Although initiating breast-feeding is common in Indonesia, rates of exclusive breast-feeding are low. Our objective was to identify early barriers to exclusive breast-feeding in Indonesian hospitals.

Design

Qualitative. Semi-structured interviews were conducted in April-June 2015. The data were analysed using thematic analysis.

Setting

Indonesian provinces of Jakarta, Banten and West Java.

Subjects

Fifty-four participants including public health officials, hospital administrators, health-care professionals and parents.

Results

Five themes were identified as contributing to low rates of early exclusive breast-feeding in Indonesian hospitals: (i) quality and quantity of breast-feeding education; (ii) marketing and influence of infant formula manufacturers; (iii) hospital infrastructure; (iv) policy, legislation and protocols; and (v) perceived need for infant formula supplementation.
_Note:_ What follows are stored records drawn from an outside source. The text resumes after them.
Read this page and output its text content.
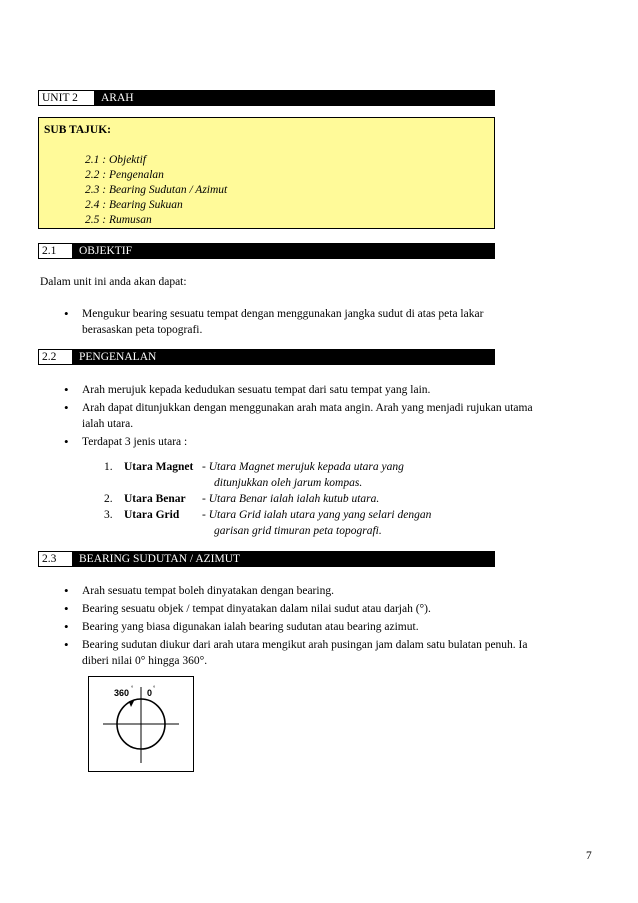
UNIT 2	ARAH
SUB TAJUK:
2.1 : Objektif
2.2 : Pengenalan
2.3 : Bearing Sudutan / Azimut
2.4 : Bearing Sukuan
2.5 : Rumusan
2.1	OBJEKTIF
Dalam unit ini anda akan dapat:
• Mengukur bearing sesuatu tempat dengan menggunakan jangka sudut di atas peta lakar
berasaskan peta topografi.
2.2	PENGENALAN
• Arah merujuk kepada kedudukan sesuatu tempat dari satu tempat yang lain.
• Arah dapat ditunjukkan dengan menggunakan arah mata angin. Arah yang menjadi rujukan utama
ialah utara.
• Terdapat 3 jenis utara :
1. Utara Magnet - Utara Magnet merujuk kepada utara yang
ditunjukkan oleh jarum kompas.
2. Utara Benar - Utara Benar ialah ialah kutub utara.
3. Utara Grid - Utara Grid ialah utara yang yang selari dengan
garisan grid timuran peta topografi.
2.3	BEARING SUDUTAN / AZIMUT
• Arah sesuatu tempat boleh dinyatakan dengan bearing.
• Bearing sesuatu objek / tempat dinyatakan dalam nilai sudut atau darjah (°).
• Bearing yang biasa digunakan ialah bearing sudutan atau bearing azimut.
• Bearing sudutan diukur dari arah utara mengikut arah pusingan jam dalam satu bulatan penuh. Ia
diberi nilai 0° hingga 360°.
360 ° 0 °
7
Participants noted that providers and mothers receive inadequate or incorrect education regarding breast-feeding; manufacturers promote infant formula use both inside and outside hospitals; constraints in physical space and hospital design interfere with early breast-feeding; legislation and protocols designed to promote breast-feeding are inconsistently enforced and implemented; and providers and mothers often believe infant formula is necessary to promote infant health. All participants identified numerous barriers to early exclusive breast-feeding that related to more than one identified theme.

Conclusions

Our study identified important barriers to early exclusive breast-feeding in Indonesian hospitals, finding that participants consistently reported multifaceted barriers to early exclusive breast-feeding. Future research should examine whether system-level interventions such the Baby-Friendly Hospital Initiative might improve rates of exclusive breast-feeding by improving breast-feeding education, reducing manufacturer influence, modifying existing infrastructure and providing tools needed for protocols and counselling.